Apples CEO Tim Cook hat sich exemplarisch zum Thema Kuratierung geäußert. Er findet, dass die Firma Inhalte für die Nutzer überprüfen muss und hat sich in einem Interview zur Debatte um die Löschung des verschwörungstheoretischen Podcasts “Infowars” von den Plattformen des Unternehmens geäußert.

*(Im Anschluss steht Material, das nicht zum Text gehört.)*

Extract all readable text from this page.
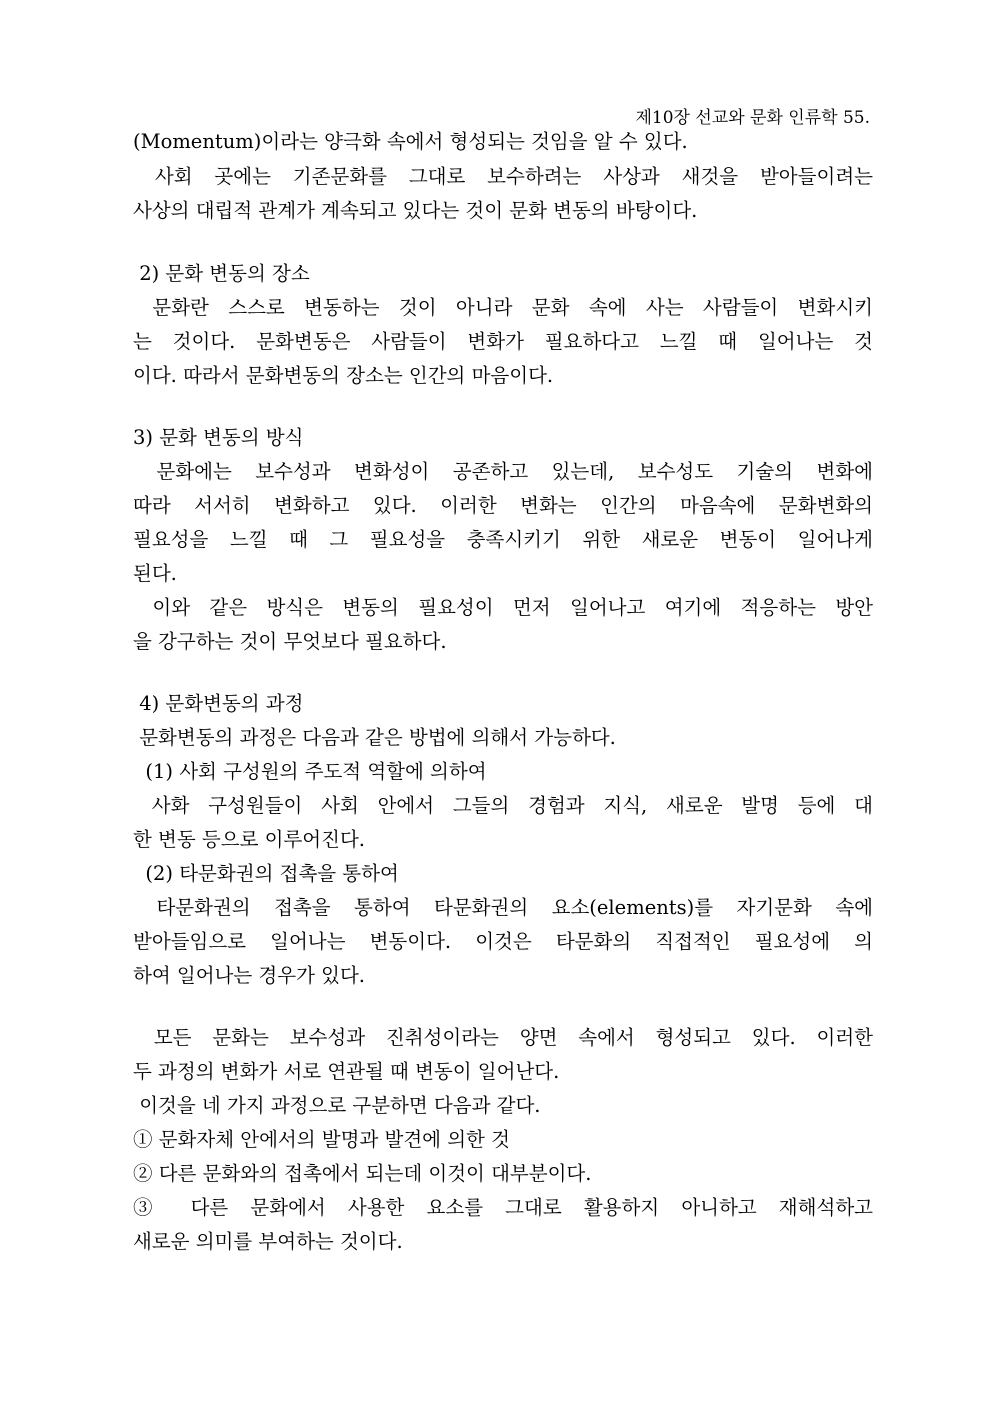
제10장 선교와 문화 인류학 55.
(Momentum)이라는 양극화 속에서 형성되는 것임을 알 수 있다.
사회 곳에는 기존문화를 그대로 보수하려는 사상과 새것을 받아들이려는
사상의 대립적 관계가 계속되고 있다는 것이 문화 변동의 바탕이다.
2) 문화 변동의 장소
문화란 스스로 변동하는 것이 아니라 문화 속에 사는 사람들이 변화시키
는 것이다. 문화변동은 사람들이 변화가 필요하다고 느낄 때 일어나는 것
이다. 따라서 문화변동의 장소는 인간의 마음이다.
3) 문화 변동의 방식
문화에는 보수성과 변화성이 공존하고 있는데, 보수성도 기술의 변화에
따라 서서히 변화하고 있다. 이러한 변화는 인간의 마음속에 문화변화의
필요성을 느낄 때 그 필요성을 충족시키기 위한 새로운 변동이 일어나게
된다.
이와 같은 방식은 변동의 필요성이 먼저 일어나고 여기에 적응하는 방안
을 강구하는 것이 무엇보다 필요하다.
4) 문화변동의 과정
문화변동의 과정은 다음과 같은 방법에 의해서 가능하다.
(1) 사회 구성원의 주도적 역할에 의하여
사화 구성원들이 사회 안에서 그들의 경험과 지식, 새로운 발명 등에 대
한 변동 등으로 이루어진다.
(2) 타문화권의 접촉을 통하여
타문화권의 접촉을 통하여 타문화권의 요소(elements)를 자기문화 속에
받아들임으로 일어나는 변동이다. 이것은 타문화의 직접적인 필요성에 의
하여 일어나는 경우가 있다.
모든 문화는 보수성과 진취성이라는 양면 속에서 형성되고 있다. 이러한
두 과정의 변화가 서로 연관될 때 변동이 일어난다.
이것을 네 가지 과정으로 구분하면 다음과 같다.
① 문화자체 안에서의 발명과 발견에 의한 것
② 다른 문화와의 접촉에서 되는데 이것이 대부분이다.
③ 다른 문화에서 사용한 요소를 그대로 활용하지 아니하고 재해석하고
새로운 의미를 부여하는 것이다.
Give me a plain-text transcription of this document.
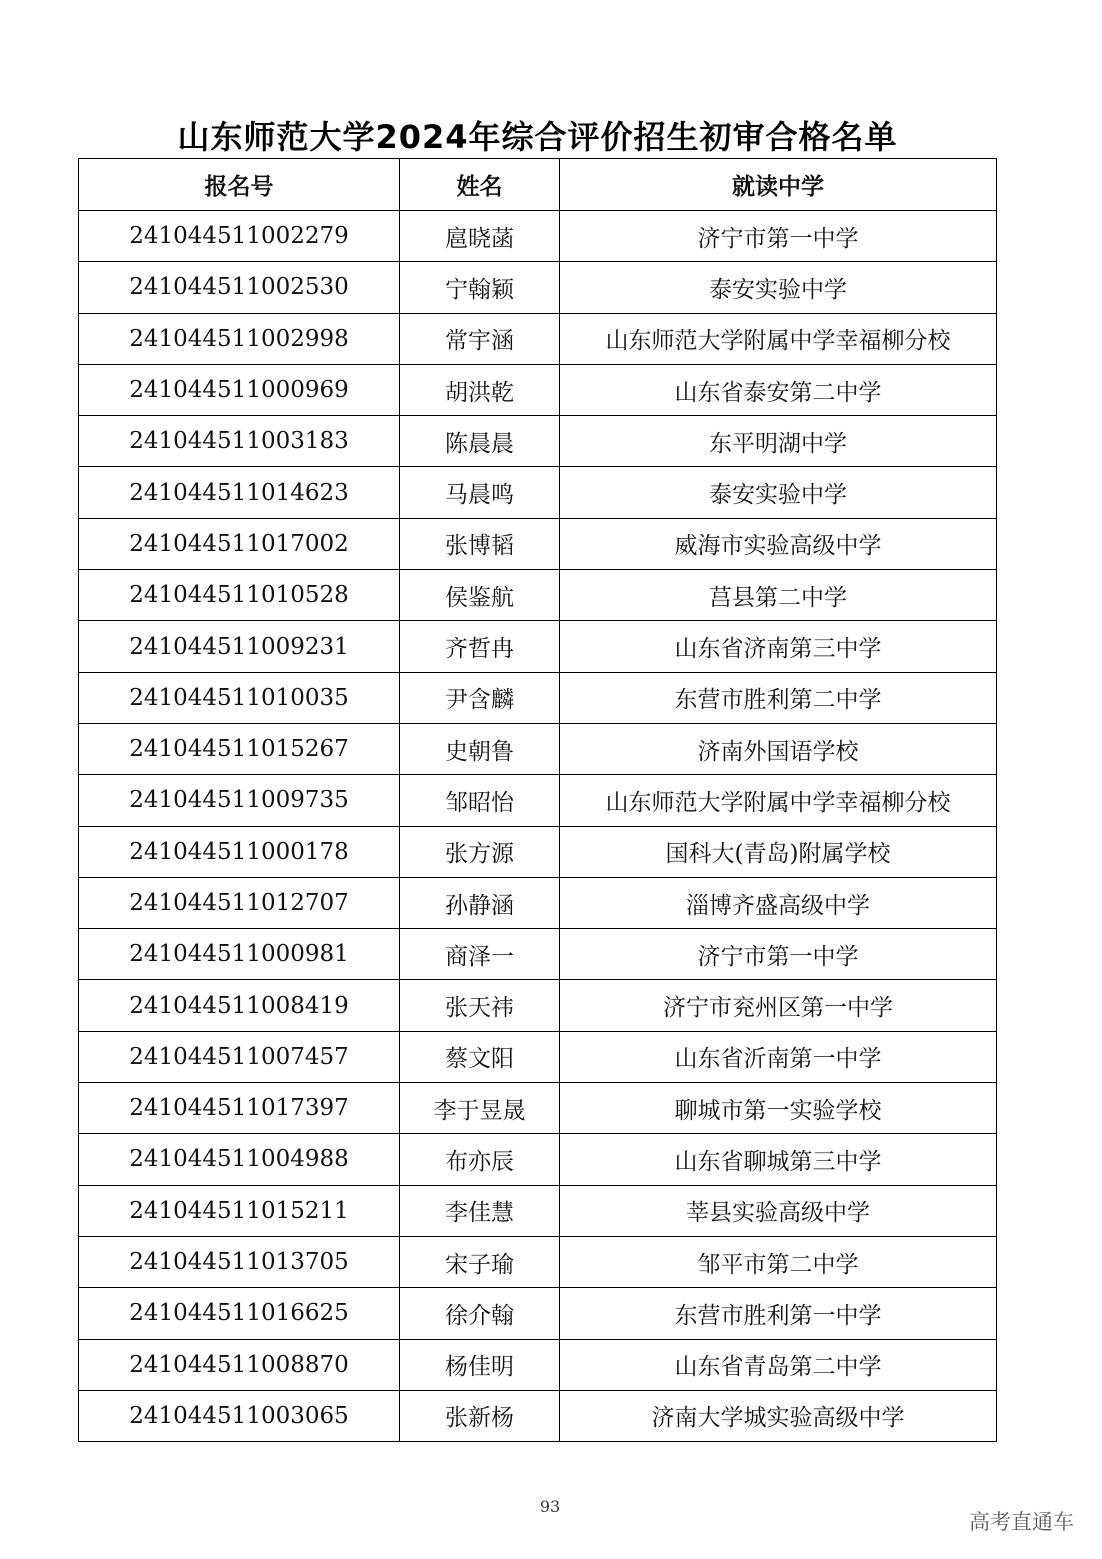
山东师范大学2024年综合评价招生初审合格名单
报名号	姓名	就读中学
241044511002279	扈晓菡	济宁市第一中学
241044511002530	宁翰颖	泰安实验中学
241044511002998	常宇涵	山东师范大学附属中学幸福柳分校
241044511000969	胡洪乾	山东省泰安第二中学
241044511003183	陈晨晨	东平明湖中学
241044511014623	马晨鸣	泰安实验中学
241044511017002	张博韬	威海市实验高级中学
241044511010528	侯鉴航	莒县第二中学
241044511009231	齐哲冉	山东省济南第三中学
241044511010035	尹含麟	东营市胜利第二中学
241044511015267	史朝鲁	济南外国语学校
241044511009735	邹昭怡	山东师范大学附属中学幸福柳分校
241044511000178	张方源	国科大(青岛)附属学校
241044511012707	孙静涵	淄博齐盛高级中学
241044511000981	商泽一	济宁市第一中学
241044511008419	张天祎	济宁市兖州区第一中学
241044511007457	蔡文阳	山东省沂南第一中学
241044511017397	李于昱晟	聊城市第一实验学校
241044511004988	布亦辰	山东省聊城第三中学
241044511015211	李佳慧	莘县实验高级中学
241044511013705	宋子瑜	邹平市第二中学
241044511016625	徐介翰	东营市胜利第一中学
241044511008870	杨佳明	山东省青岛第二中学
241044511003065	张新杨	济南大学城实验高级中学
93
高考直通车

Seiner Ansicht nach sei, was die Nutzer von Apple wollten, das Bereitstellen einer kuratierten Plattform. “Wir glauben, dass die Nutzer jemanden haben wollen, der für sie die Apps und Podcasts überprüft (…) und auch Menschen, die bei etwas wie Apple News die wichtigsten Geschichten heraussuchen”, so Cook im Interview mit der Nachrichtensendung des Mediums Vice.

Finanzen und Steuern

Während klassische Unternehmen eher kapitalintensiv sind, sind Plattformen fast durchgängig „Asset light“. Das Anlagevermögen zur Produktion von Produkten liegt größtenteils außerhalb der Plattform, das Umlaufvermögen (Lager, Forderungen) ebenso. Der Investitionsbedarf liegt weniger im Betriebsaufbau als im Community-Aufbau. Plattformen sorgen für sinkende Preise, was für viele Branchen disruptives Potenzial birgt.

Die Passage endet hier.